Me too. So how about for the sake of its implementors and its users the
SVG WG 
be the one to back down in this case. This issue has gone on way too
long, and 
it is SVG users that are being hurt, not the CSS-in-HTML crowd.

I'm not entirely happy about having to use units in CSS, but assuming
we're the 
ones to back down, I propose that the SVG WG change some of the
properties to 
accept a <number> as well as a <length>. There are eight properties
relevant to 
SVG that can currently take a <length> (and thus are affected by this
issue):

Four SVG-only properties:
   stroke-width
   stroke-dashoffset
   baseline-shift
   kerning

Four CSS properties:
   font
   font-size
   letter-spacing
   word-spacing

The SVG-only properties could be changed to allow <number> and define
the value 
to act in user units. Something like:

'stroke-width'
     Value:        <length> | <number> | inherit
     Initial:      1
     Applies to:   shapes and text content elements
     Inherited:    yes
     Percentages:  Yes
     Media:        visual
     Animatable:   yes

<length>
     ...
<number>
     Acts as if a unit of 'px' had been specified (i.e. the value is in
     user units).

(That text of course assumes that px IS always equivalent to user
units.)

I'm not sure what to do about the remaining four "generic" CSS
properties. 
Perhaps a request to the CSS WG that they also allow <number> for those 
properties and define them to behave as if 'px' had been provided as the
unit? 
It would solve our backwards compatibility problems with existing
content, and 
since they haven't defined <number> for these properties I assume they
don't 
have a use in mind for it and never will.

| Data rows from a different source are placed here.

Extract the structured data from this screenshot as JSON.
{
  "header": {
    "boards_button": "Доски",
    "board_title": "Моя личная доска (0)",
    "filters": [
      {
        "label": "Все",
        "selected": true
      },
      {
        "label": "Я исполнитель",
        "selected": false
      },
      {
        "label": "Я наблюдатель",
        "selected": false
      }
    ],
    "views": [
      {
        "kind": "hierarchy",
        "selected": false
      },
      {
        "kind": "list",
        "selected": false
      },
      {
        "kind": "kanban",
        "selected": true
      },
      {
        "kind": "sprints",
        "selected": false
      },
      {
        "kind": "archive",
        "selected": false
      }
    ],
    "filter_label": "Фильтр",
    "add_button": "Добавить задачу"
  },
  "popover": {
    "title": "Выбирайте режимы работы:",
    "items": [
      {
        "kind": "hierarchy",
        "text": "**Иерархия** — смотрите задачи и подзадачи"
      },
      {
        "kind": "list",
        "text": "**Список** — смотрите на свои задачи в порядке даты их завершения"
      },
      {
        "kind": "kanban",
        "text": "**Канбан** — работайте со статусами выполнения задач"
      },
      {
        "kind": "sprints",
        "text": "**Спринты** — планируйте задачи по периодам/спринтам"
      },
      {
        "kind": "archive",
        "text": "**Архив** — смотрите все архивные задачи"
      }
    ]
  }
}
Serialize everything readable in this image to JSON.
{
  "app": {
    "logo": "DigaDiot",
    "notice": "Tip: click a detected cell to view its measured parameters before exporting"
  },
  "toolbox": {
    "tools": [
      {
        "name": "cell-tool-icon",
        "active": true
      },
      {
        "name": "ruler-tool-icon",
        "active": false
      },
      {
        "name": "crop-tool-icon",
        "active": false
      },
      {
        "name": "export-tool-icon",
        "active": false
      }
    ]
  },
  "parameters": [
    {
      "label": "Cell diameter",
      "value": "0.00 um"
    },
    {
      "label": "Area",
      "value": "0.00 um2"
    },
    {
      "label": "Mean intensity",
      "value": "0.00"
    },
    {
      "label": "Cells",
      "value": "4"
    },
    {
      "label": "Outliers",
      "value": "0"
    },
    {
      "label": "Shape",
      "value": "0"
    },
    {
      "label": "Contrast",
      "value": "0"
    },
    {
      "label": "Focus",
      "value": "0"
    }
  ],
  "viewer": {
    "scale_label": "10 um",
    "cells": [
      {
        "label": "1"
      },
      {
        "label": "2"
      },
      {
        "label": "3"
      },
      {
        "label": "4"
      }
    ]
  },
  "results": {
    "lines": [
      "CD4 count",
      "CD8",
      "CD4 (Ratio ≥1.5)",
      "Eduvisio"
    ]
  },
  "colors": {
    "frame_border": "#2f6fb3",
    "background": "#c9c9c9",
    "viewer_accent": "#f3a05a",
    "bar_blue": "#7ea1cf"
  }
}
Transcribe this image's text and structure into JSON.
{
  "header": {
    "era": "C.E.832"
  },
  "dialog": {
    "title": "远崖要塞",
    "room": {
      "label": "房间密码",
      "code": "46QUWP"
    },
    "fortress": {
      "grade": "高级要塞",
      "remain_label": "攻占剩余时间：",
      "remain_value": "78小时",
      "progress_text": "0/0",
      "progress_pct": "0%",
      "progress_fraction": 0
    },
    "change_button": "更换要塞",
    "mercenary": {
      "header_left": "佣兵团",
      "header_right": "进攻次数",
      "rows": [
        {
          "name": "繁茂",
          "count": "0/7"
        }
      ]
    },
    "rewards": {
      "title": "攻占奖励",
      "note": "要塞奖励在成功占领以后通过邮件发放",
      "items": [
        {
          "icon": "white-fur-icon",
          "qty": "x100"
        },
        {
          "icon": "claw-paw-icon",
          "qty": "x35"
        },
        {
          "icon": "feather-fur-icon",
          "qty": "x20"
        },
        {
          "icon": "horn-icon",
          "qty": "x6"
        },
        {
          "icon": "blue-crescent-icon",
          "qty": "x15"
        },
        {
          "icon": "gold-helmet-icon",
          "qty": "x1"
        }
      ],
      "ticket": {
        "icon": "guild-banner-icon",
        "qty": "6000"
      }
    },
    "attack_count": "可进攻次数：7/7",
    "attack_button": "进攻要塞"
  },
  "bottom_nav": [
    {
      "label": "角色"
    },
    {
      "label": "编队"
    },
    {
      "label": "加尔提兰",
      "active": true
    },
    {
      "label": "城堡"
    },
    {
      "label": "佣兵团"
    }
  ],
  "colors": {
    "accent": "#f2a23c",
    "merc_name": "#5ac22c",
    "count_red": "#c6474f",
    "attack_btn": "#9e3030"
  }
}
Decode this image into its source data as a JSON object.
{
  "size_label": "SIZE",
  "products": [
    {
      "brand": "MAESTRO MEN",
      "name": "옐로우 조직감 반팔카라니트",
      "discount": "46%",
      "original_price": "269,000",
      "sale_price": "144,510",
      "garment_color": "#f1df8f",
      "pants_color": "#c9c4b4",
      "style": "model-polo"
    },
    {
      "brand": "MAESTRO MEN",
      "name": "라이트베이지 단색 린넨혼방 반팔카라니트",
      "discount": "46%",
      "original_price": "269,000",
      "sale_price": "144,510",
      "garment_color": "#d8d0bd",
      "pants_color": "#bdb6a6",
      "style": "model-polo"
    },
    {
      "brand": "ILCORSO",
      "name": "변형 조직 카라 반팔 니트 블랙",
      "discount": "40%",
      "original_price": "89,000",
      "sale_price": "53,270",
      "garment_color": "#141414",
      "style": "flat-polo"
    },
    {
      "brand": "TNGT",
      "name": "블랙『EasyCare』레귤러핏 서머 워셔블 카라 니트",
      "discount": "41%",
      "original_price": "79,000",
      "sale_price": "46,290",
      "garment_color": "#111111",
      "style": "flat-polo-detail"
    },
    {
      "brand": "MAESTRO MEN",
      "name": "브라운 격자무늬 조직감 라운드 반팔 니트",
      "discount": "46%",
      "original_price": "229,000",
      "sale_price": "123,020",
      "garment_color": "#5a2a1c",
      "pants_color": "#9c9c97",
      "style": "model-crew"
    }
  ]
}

Anyway, regardless of the response of the CSS WG to that request, I
think that 
removing the problem from the four SVG specific properties would be
*very* 
beneficial and worthwhile. It is a *lot* easier for users to remember
the names 
of four generic CSS properties to which they must add 'px' than it is to

remember the names of a mixture of eight CSS and SVG properties. It
would also 
allow some of the content that is currently a problem to work in UAs
that put a 
higher priority on CSS than SVG conformance.